Ya sé que no es el peor caso ni por número de trabajadores ni por función social pero la situación que atraviesan los Paradores me resulta especialmente triste. Son más de 600 los trabajadores afectados en toda España que, comparados solo con RTVV y sus más de 1000 despidos, no constituyen una cifra escandalosa, aunque para cada familia haya un drama detrás.
Tampoco son comparables las consecuencias de ese recorte frente a lo que supone cerrar un centro de salud, una escuela rural o un centro de día para dependientes. Lo sé.
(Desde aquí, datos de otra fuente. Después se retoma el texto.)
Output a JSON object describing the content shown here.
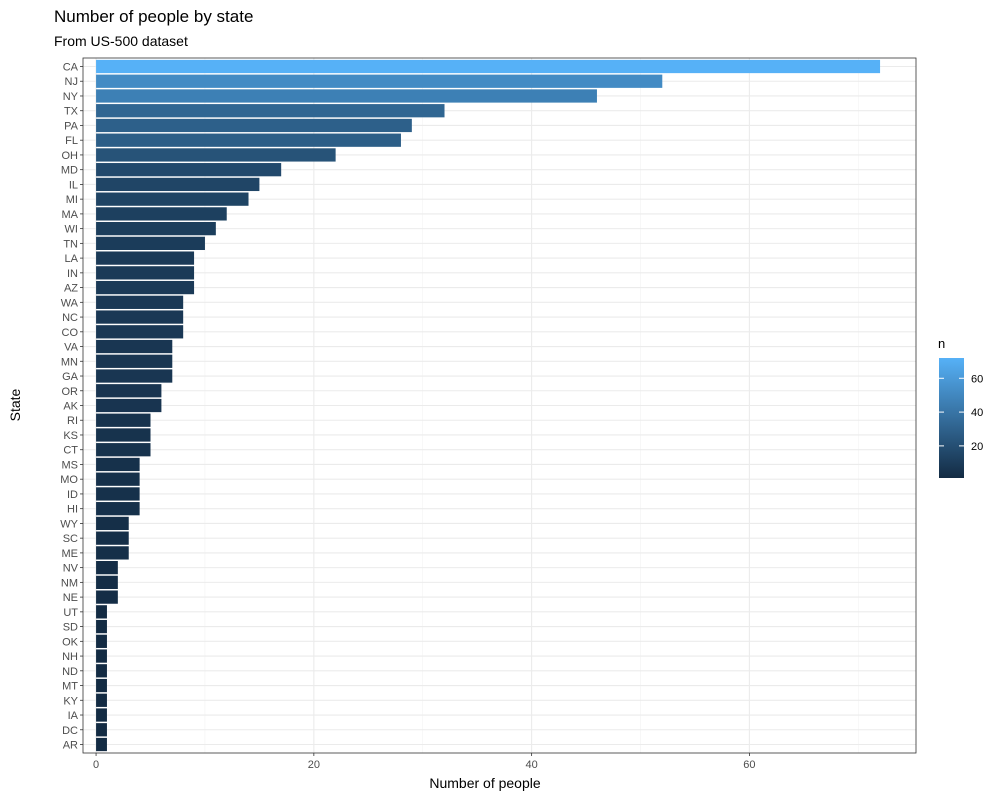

Pero han cumplido un papel revitalizador de ciertas zonas y recuperador de determinados edificios que, de otro modo, se hubieran perdido.
Aunque los hay construidos ex novo, lo emblemático de Paradores era rehabilitar palacios, monasterios o edificios nobiliarios y construir en ellos un entorno de ensueño que, por unas noches, era capaz de transportarte al siglo XVI o al Medievo.
Andar por pasillos de piedra recia, abrir portones de madera chirriantes o dormir junto a una armadura de caballero hidalgo evoca pasajes de la historia de España como pocos parques temáticos podrían hacer.
El retumbar de unas pisadas o el frío de los claustros parece traer ecos de cascos de caballo en la batalla o de cantos monacales en vísperas. Es el plus que no puede ofrecer ningún otro hotel porque en ellos está el rastro histórico, no es una recreación ni una puesta en escena. Son escenarios vivos de lo sucedido. Y escenarios ubicados en localidades egregias en su tiempo pero hoy perdidas y olvidadas.
Durante décadas en Europa hemos visto cómo grandes edificios se mantenían por la acción del Estado o por el interés de los bancos que querían tener sedes nobiliarias. Ellos las salvaban. Como Paradores. Lo que no han sabido es adaptarse al low cost: se expandieron como si lo fueran pero mantuvieron los precios como si no. Y, ahora, tenemos el resultado. Triste resultado.